This morning, ATO announced the reissue of Liz Phair’s Exile in Guyville, a deluxe repackaging of Phair’s landmark 1993 debut, complete with bonus songs from the sessions and a DVD documentary, Guyville Redux, featuring an introduction by ATO co-founder Dave Matthews (more on this later), and Phair conducting interviews with Matador Records’ Gerard Cosloy and Chris Lombardi, John Cusack, Urge Overkill, Steve Albini and “This American Life” host Ira Glass.
In an essay that will be included on Guyville, scheduled for release June 24, former Spin editor Alan Light writes that “Exile in Guyville is miles more complex than the porn-star manifesto it was often considered. Phair spoke for the uncertainties facing a new generation of women, struggling to find a balance between sexual confidence and romance, between independence and isolation… Exile in Guyville sat at the center of a culture in transition.”
It has almost become cliche to complain about Phair’s post-Guyville output, though my problems with Phair’s increasingly compromised material began following her great third album, 1998′s Whitechocolatespaceegg, a polished but refreshingly honest adult rock album. Five years later, Phair returned with an unfortunate self-titled disc that seemed to be (unsuccessfully) aimed at 13 year olds, and Phair frequently threw her old fans under the bus during interviews promoting the album. The old fans then proceeded to run to the nearest first aid station, get patched up, undergo physical therapy, run back to the street, wait for Liz to return, and then threw her under the bus. When she returned two years later with the more mature Somebody’s Miracle, she was without a constituency.

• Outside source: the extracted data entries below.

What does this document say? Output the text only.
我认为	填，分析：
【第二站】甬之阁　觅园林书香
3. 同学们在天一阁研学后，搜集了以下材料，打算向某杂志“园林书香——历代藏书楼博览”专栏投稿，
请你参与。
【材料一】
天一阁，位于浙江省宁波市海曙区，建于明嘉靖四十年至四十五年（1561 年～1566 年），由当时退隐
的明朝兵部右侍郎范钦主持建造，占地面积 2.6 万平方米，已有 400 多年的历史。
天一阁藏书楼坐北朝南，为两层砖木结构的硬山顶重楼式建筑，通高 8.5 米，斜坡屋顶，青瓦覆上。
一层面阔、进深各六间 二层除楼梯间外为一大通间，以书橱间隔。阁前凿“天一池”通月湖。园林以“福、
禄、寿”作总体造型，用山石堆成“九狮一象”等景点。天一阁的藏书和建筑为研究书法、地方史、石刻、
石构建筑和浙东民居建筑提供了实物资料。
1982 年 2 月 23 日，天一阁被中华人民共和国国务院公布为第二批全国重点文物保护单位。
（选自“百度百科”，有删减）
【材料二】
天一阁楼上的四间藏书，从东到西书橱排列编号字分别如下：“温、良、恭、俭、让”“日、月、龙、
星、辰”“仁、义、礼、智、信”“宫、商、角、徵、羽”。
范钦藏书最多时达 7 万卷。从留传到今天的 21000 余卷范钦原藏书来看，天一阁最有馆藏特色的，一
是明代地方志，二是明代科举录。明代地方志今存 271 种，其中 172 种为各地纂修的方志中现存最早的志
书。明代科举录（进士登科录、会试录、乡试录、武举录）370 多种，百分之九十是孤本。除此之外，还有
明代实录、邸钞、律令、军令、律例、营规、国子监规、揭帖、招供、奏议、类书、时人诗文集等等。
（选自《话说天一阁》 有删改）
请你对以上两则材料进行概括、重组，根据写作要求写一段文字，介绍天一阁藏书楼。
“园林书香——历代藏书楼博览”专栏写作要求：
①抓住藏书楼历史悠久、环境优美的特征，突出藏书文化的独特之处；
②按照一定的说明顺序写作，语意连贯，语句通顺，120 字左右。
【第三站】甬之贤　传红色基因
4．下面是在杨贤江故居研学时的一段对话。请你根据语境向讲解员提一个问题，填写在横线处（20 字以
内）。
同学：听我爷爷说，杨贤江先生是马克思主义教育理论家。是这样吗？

Now, as Pitchfork astutely noted this morning, it might be time for a good number of us to stop giving Matthews the high hat. His label is home to My Morning Jacket, Radiohead, Crowded House and now Phair, who will release new material this fall. Given all his recent signings, Matthews might just be the coolest record executive this side of Merge Records’ Mac McCaughan. Live with that.
And hopefully, finally, truly, madly and deeply, Phair will now release something worthy of the considerable legacy of Exile in Guyville.